OT: CompUSA Collecting personal information / Is this a trend?
eric at emstraffic.com
Tue Feb 1 16:10:12 MST 2005
Sasha Pachev wrote:
>> Really don't want to get into a religion debate, as those can get
>> pretty crazy. I'm born and raised Utah LDS myself, but I know a few
>> ethnic families and it's interesting to see how their values and
>> heritage is effected by these situations. All they really want to do
>> is have a bit of wine with their dinner. Not alcoholics, or lushes.
>> Don't go around urinating on their nieghbor's bushes, drive drunk, or
>> throw wild parties. They just like a more formal dinner, as has been
>> tradition.
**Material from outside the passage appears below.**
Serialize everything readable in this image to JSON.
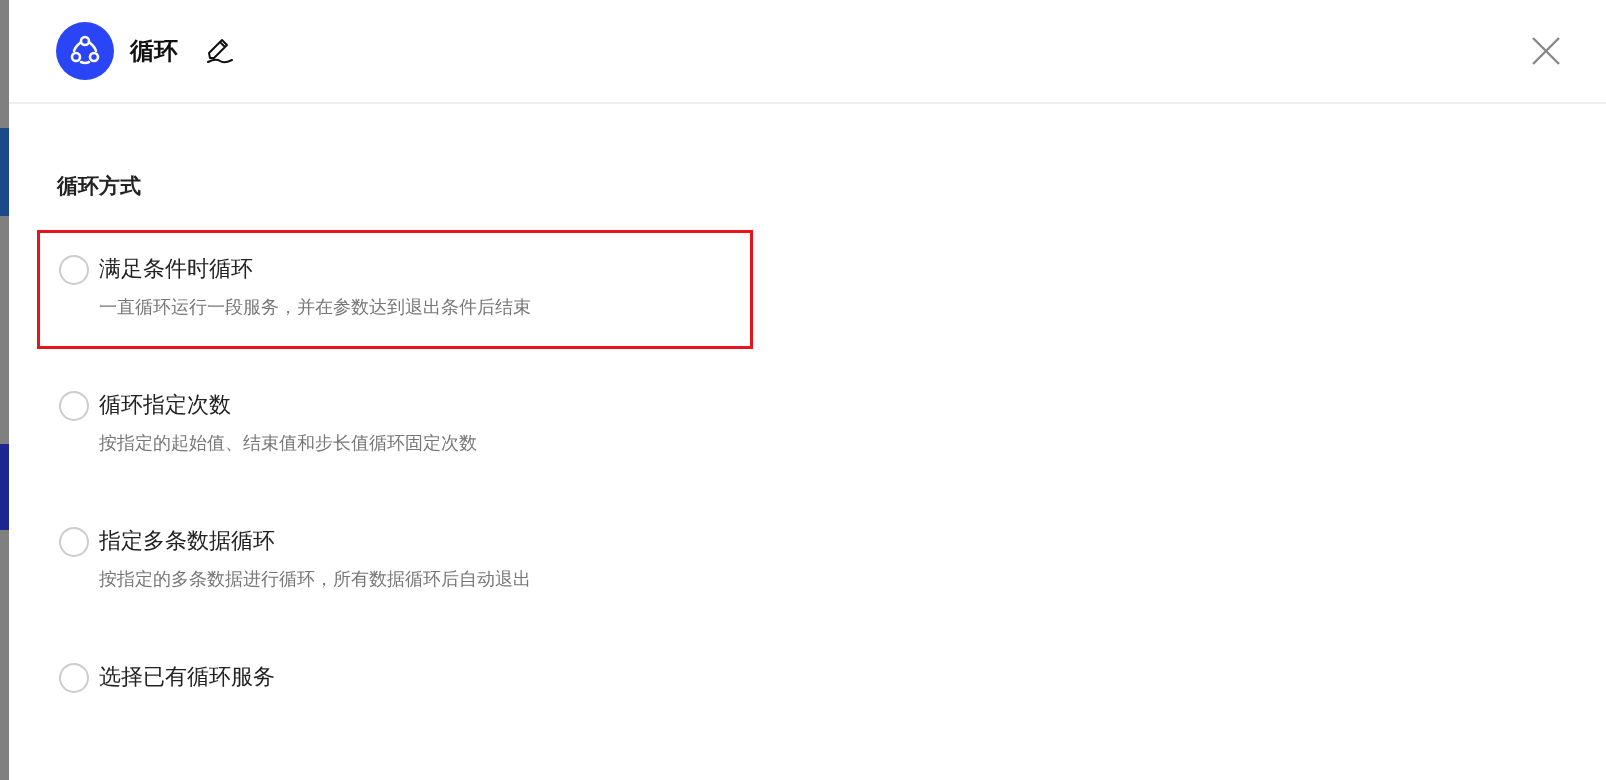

Interesting how one group see's a store carrying wine as
>> a direct attack on their values and disrespectfull and the other
>> group see's a store that refuses to sell them as an attack on their
> You are again failing to distinguish between a core value and a mere
> preference. As much as I like bananas, I do not consider eating them a
> part of my value system. If asked to give them up for a good cause, I
> would. This would not be the same with prayer, scripture study,
> attending church, and observing the Word of Wisdom. When I was
> baptized, I made a promise to God to do those things, and I intend to
> do so rain or shine for the rest of my life.
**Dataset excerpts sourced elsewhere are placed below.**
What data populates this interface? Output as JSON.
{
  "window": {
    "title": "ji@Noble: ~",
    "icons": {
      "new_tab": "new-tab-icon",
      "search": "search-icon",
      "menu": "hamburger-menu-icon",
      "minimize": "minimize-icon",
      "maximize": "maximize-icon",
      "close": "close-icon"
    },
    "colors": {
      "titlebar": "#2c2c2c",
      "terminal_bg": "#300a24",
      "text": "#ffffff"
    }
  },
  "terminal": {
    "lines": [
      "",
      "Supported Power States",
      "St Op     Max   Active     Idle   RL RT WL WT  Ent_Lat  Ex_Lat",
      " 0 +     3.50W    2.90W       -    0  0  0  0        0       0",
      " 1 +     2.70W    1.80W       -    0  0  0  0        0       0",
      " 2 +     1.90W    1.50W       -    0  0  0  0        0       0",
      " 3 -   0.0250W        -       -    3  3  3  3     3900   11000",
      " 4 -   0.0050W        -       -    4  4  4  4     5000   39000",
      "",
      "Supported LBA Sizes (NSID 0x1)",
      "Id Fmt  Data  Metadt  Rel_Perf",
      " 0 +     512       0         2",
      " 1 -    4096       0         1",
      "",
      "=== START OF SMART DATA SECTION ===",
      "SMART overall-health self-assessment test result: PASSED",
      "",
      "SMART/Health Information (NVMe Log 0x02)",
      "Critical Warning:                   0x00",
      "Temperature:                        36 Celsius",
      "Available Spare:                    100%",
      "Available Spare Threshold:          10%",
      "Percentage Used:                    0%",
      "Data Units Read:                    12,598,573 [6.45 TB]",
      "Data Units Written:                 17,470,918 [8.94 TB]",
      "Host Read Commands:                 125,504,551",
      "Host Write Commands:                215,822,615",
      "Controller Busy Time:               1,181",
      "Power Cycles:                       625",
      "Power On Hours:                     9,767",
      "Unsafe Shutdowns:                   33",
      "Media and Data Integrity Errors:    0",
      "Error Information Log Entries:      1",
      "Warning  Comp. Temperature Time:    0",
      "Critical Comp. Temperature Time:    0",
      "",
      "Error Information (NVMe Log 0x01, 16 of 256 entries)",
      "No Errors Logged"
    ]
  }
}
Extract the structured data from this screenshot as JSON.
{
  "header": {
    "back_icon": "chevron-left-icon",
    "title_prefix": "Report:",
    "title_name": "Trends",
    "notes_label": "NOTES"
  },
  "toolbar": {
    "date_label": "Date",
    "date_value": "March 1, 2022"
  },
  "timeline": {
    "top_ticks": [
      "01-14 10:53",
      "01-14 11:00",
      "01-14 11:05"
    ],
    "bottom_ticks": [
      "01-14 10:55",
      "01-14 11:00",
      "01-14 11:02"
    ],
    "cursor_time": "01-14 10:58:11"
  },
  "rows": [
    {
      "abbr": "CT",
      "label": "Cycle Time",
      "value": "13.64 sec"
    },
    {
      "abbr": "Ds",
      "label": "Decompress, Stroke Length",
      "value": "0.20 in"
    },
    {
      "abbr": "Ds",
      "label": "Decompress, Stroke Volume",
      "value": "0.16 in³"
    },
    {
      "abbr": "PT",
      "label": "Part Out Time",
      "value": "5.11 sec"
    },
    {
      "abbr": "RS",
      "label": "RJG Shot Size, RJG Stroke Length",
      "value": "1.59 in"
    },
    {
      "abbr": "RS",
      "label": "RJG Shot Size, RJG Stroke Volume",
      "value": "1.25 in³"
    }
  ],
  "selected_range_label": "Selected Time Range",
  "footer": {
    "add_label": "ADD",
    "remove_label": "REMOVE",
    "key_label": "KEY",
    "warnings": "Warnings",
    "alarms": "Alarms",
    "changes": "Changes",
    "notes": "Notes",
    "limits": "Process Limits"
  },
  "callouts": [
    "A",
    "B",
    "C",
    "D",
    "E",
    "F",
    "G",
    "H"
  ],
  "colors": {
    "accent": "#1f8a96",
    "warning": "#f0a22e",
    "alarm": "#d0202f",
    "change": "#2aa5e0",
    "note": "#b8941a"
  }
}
> I do not know of a culture or religion where one considers drinking
> alcohol during a formal dinner a true core value, something they
> believe came to them in a revelation from God, something that has been
> at the core of their religion, something that they believe has made
> their families and communities strong and protected them from harm,
> something they would do even when threatened with torture or death.
You haven't met many Italians then. Especially the older ones, they
find dinner the foundation of family and is heavily based in tradition.
Not only that, but having wine for dinner actually stems from religion.
Little history for you, wine has been a huge part of christianity and
still is. I've seen some very passionate fights over something that us
American's find silly, but it is long rooted in their heritage and
religion. They are just as passionate about these "preferences" as
American religious folk are about theirs. Most of my comments have been
in jest as I don't care that much or didn't want to get too involved,
but you seem to be pretty aggressive in claiming the beleive of other's
is trivial. In my opinion, the Word of Wisdom is mostly preference.
Just look at the name, Word of Wisdom, aka. good advice. Is eating meat
sparingly core to your religion too? How about drinks with high
temperature? Sure you need to follow it strickly to go into the temple,
but as the most clean place on Earth that makes sense. But you wont get
sent straight into the depths of Hell for have a Dew either. I don't
really want to attack anybody's believes, but you already trivialized
other's believes because you simply don't see it as big of a deal yourself.